Do you find yourself thinking: “Why do I get tired so easily? Why am I feeling so overwhelmed – this is really not a big deal. Why am I getting sick so often? Why does it take so little to make me irritable, or anxious and depressed? What’s changed?”
Depression & Adrenal Exhaustion
For some people, depression is a biological brain disorder. But for many people, depression is a symptom, not a disease. The cause is adrenal exhaustion, often referred to as "burnout."
That’s one reason anti-depressants don’t help many people. Medication is necessary and effective for those with clinical depressionbut provide little or no relief for those with no brain disorder.
Your adrenal glands produce cortisol, DHEA and adrenalin. Chronic stress triggers serious imbalances with many symptoms.
Symptoms of Adrenal Fatigue/ Burnout
Emotional or mental depression
Excessive nervousness and irritability
Cravings for stimulants – sweets, coffee or alcohol (note - alcohol is actually a depressant, but the intitial effects are typically stimulating as well as relaxing)
Cravings for salty foods
Faintness or dizziness (especially when rising from a prostrate or sitting position)
Insomnia: trouble getting to sleep, waking up frequently, sometimes not being able to get back to sleep. Sleep is not restorative, leading to more exhaustion and depressed or anxious emotions during the day.
Adrenal fatigue is also worsened by hormone imbalances, food allergies, nutritional deficiencies, poor lifestyle habits and environmental toxins.
STAGES OF ADRENAL EXHAUSTION LEADING TO DEPRESSION
Stage 1: Alarm reaction
This is a normal response to a surprise, threat or major challenge. Adrenalin is released and your heart beats faster. The adrenal cortex is stimulated to produce more cortisol and other stress hormones. This mobilizes your energy and focus so you can respond quickly to the situation. When the threat passes, biochemical balance is restored.
Stage 2: Adaptation or Resistance
If the stressful situations are constant and intense over long periods of time, the body produces sustained high levels of adrenal hormones. Blood sugars also increase at times to try and respond to the on-going extra demands for energy. At this stage, you will feel more driven and tired. You may experience some insomnia and drink more coffee to keep going, or more alcohol to relax. Anxiety and tension increase.
Stage 3: Exhaustion
Over time, the adrenal glands can no longer able to cope with the unrelenting and ever-increasing demands for cortisol. Gradually, cortisol production declines back to normal levels, then falls below normal -- but not so low as to raise red flags on blood tests.

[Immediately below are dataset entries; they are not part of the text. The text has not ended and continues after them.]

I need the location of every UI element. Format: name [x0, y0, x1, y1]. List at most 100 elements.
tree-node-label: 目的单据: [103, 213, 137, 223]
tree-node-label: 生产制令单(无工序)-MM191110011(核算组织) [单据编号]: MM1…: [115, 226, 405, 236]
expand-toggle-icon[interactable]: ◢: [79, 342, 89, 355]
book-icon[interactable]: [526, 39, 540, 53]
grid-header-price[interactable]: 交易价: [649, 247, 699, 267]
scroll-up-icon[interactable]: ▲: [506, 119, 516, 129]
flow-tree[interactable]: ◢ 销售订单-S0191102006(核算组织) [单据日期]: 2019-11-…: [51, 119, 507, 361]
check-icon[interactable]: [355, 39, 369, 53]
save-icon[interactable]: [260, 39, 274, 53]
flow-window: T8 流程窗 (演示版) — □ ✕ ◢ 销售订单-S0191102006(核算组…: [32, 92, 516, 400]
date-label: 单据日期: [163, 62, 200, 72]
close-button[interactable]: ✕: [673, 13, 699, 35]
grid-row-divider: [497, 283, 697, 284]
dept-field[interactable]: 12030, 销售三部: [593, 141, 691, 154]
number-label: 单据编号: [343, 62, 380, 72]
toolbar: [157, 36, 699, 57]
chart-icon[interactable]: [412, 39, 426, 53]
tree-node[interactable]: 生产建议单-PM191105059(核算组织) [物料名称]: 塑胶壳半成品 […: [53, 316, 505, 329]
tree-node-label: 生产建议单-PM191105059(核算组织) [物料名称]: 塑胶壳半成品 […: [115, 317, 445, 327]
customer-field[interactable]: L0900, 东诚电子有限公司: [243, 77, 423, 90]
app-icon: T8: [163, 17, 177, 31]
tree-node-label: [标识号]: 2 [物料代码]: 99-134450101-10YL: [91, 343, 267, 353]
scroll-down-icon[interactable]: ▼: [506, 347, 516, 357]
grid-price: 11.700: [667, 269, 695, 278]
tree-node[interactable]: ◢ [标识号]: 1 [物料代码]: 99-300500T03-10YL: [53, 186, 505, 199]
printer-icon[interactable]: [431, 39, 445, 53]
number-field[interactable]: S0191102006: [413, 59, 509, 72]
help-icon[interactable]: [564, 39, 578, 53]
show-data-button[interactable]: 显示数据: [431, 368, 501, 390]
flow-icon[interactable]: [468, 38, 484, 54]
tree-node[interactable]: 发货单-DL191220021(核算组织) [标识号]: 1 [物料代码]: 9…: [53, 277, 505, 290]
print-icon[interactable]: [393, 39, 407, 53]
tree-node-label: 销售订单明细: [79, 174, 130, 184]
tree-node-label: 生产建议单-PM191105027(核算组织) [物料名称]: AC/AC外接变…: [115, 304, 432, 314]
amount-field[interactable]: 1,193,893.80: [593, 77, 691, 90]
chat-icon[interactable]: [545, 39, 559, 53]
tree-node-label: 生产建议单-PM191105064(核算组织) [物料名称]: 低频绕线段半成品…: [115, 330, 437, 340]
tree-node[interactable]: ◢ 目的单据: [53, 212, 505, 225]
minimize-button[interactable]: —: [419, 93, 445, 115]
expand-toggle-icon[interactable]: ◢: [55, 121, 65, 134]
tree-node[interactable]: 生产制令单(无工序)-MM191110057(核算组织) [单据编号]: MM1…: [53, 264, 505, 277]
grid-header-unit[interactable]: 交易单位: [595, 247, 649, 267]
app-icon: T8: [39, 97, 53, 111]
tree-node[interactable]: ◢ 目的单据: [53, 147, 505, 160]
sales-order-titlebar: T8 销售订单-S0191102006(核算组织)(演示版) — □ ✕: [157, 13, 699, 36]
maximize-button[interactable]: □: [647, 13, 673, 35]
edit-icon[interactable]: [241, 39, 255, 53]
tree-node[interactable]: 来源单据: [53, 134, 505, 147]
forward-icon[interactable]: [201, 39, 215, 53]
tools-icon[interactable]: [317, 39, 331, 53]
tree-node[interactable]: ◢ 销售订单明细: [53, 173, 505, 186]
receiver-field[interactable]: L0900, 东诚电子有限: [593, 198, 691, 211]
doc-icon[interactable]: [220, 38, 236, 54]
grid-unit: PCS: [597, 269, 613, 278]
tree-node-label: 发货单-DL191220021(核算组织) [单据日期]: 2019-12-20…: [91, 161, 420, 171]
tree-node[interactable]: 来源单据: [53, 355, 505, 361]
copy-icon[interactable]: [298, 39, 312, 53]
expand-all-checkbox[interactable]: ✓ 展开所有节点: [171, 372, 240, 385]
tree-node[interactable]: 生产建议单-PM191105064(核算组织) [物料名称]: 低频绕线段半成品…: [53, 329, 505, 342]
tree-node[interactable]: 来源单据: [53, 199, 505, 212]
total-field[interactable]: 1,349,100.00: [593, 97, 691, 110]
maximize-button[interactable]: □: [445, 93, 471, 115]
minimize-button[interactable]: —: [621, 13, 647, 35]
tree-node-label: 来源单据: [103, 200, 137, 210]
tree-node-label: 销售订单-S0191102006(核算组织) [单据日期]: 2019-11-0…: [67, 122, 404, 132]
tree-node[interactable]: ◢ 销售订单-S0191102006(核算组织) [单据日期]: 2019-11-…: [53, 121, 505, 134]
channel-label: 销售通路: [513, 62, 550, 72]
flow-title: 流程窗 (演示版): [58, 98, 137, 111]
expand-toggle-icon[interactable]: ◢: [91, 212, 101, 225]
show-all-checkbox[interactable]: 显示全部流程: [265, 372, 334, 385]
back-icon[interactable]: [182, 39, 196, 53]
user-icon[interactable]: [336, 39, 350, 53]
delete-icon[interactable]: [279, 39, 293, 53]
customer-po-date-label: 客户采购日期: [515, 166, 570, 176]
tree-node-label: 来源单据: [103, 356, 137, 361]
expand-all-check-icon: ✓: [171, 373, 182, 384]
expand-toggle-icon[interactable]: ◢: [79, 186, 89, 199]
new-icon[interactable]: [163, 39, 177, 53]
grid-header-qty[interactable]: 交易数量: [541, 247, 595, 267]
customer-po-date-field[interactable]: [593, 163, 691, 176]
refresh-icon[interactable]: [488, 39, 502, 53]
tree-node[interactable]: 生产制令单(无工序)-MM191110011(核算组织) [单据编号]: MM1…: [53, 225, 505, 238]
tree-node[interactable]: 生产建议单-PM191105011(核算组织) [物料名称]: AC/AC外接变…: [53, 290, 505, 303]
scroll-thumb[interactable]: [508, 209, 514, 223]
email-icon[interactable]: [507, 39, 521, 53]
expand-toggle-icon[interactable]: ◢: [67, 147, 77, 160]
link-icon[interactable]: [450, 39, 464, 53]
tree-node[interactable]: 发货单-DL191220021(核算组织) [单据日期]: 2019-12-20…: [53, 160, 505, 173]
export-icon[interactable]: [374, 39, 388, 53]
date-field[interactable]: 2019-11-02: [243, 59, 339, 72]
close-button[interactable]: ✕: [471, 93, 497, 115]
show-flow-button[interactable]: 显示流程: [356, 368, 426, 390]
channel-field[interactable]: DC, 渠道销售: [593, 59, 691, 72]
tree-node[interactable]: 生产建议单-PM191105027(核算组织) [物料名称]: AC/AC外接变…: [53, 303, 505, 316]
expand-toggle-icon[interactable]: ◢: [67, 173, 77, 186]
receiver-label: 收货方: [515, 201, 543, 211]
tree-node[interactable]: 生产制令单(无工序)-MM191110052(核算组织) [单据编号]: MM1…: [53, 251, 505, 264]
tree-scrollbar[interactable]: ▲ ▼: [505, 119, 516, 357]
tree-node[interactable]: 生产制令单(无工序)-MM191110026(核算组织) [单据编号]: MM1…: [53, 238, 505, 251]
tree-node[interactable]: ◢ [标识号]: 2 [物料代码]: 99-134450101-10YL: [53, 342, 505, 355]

You will experience gradually worsening mental, physical and emotional exhaustion. This is often accompanied by depressed, anxious or irritable moods. Most people suffer more frequent cold and flu viruses due to a depleted immune system. Insomnia worsens, either by not being able to fall asleep, or waking up frequently and not being able to go back to sleep. At this point you are at higher risk for serious illnesses such as heart disease, cancer and stroke.
At this point, many people visit their family doctor. Typically they are told to cut back on stress and prescribed an anti-depressant. But if adrenal fatigue is causing the depression symptoms, other pro-active strategies are necessary for healing.